Depuis Sintra, somptueux cadre d’un forum annuel, et où le patron de la BCE et ses affidés ont désormais leurs quartiers, « Super Mario » a, pour reprendre l’expression de mon confrère Philippe Béchade, atteint un « véritable sommet en matière de promesses d’argent gratuit et de déluges de liquidités ». Plus accommodant, tu meurs !
Le président de la BCE a notamment déclaré hier que les baisses de taux demeuraient une arme à la disposition de l’institution pour lutter contre la faiblesse chronique de l’inflation dans l’eurozone. Un pas de franchi par rapport aux deux reports sine die des relèvements de ces mêmes taux d’intérêt.
Limpide, Mario Draghi a doctement expliqué qu’« en l’absence d’amélioration, de telle sorte que la convergence durable de l’inflation vers notre objectif se trouverait menacée, un soutien additionnel sera requis ». Et d’ouvrir la porte à une relance du quantitative easing (« QE »), au grand dam d’un Donald Trump qui aurait rêvé d’un monopole américain en matière de politique monétaire dovish et qui, furibard contre les niveaux actuels du dollar, est allé jusqu’à accuser la BCE de manipuler les taux de change.
Le soutien des banques centrales est acquis
Les opérateurs attendent maintenant l’épilogue de la réunion de la FED, alors que l’économie américaine donne des signes tangibles d’essoufflement, à l’image des chiffres mensuels de l’emploi, très inférieurs aux attentes. Toutefois, comme l’expliquait hier Mathieu Lebrun dans ces colonnes, les ventes au détail ont de leur côté révélé une bonne résistance de la consommation.
Dans ce contexte mi-figue, mi-raisin, les économistes qui tablent sur une baisse immédiate des taux directeurs pourraient bien en être pour leurs frais et devoir encore ronger leur frein, au moins jusqu’en juillet, voire en septembre.

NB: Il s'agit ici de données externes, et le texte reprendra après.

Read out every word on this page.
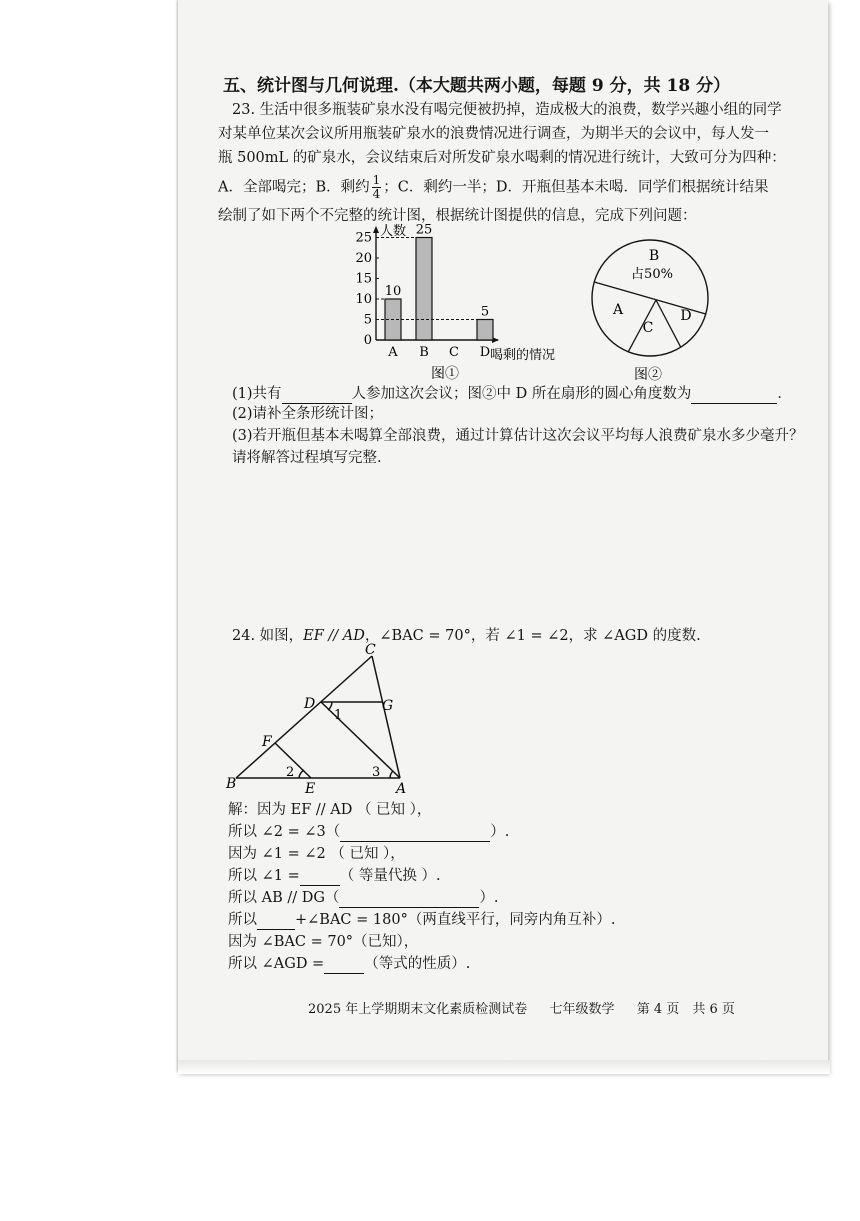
五、统计图与几何说理.（本大题共两小题，每题 9 分，共 18 分）
23. 生活中很多瓶装矿泉水没有喝完便被扔掉，造成极大的浪费，数学兴趣小组的同学
对某单位某次会议所用瓶装矿泉水的浪费情况进行调查，为期半天的会议中，每人发一
瓶 500mL 的矿泉水，会议结束后对所发矿泉水喝剩的情况进行统计，大致可分为四种：
A．全部喝完；B．剩约 $\frac{1}{4}$ ；C．剩约一半；D．开瓶但基本未喝．同学们根据统计结果
绘制了如下两个不完整的统计图，根据统计图提供的信息，完成下列问题：
0
5
10
15
20
25 人数
喝剩的情况
10
A
25
B C
5
D
图①
B
A
C
D
占50%
图②
(1)共有	人参加这次会议；图②中 D 所在扇形的圆心角度数为	．
(2)请补全条形统计图；
(3)若开瓶但基本未喝算全部浪费，通过计算估计这次会议平均每人浪费矿泉水多少毫升？
请将解答过程填写完整.
24. 如图，EF // AD，∠BAC = 70°，若 ∠1 = ∠2，求 ∠AGD 的度数.
C
D	G
1
F
2	3
B	E	A
解：因为 EF // AD （ 已知 ），
所以 ∠2 = ∠3（	）.
因为 ∠1 = ∠2 （ 已知 ），
所以 ∠1 =	（ 等量代换 ）.
所以 AB // DG（	）.
所以	+∠BAC = 180°（两直线平行，同旁内角互补）.
因为 ∠BAC = 70°（已知），
所以 ∠AGD =	（等式的性质）.
2025 年上学期期末文化素质检测试卷 七年级数学 第 4 页　共 6 页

Gageons tout de même qu’à moyen terme, la FED se parera elle aussi de ses plus beaux atours de pompière dans l’hypothèse d’une poursuite de la guerre commerciale sino-américaine, autrement dit si Donald Trump et Xi Jinping devaient échouer à accorder leurs violons à l’occasion du prochain sommet du G20. Dans le cas contraire, si les négociations entre Pékin et Washington aboutissent, un regain d’euphorie sur les marchés actions ne peut être exclu.
Une chose semble sûre : avec la certitude de banques centrales en soutien sur le long terme, relèvement des taux directeurs de la Réserve fédérale dès cette semaine ou non, les Bourses occidentales dans leur ensemble semblent à l’abri d’un été en pente dure…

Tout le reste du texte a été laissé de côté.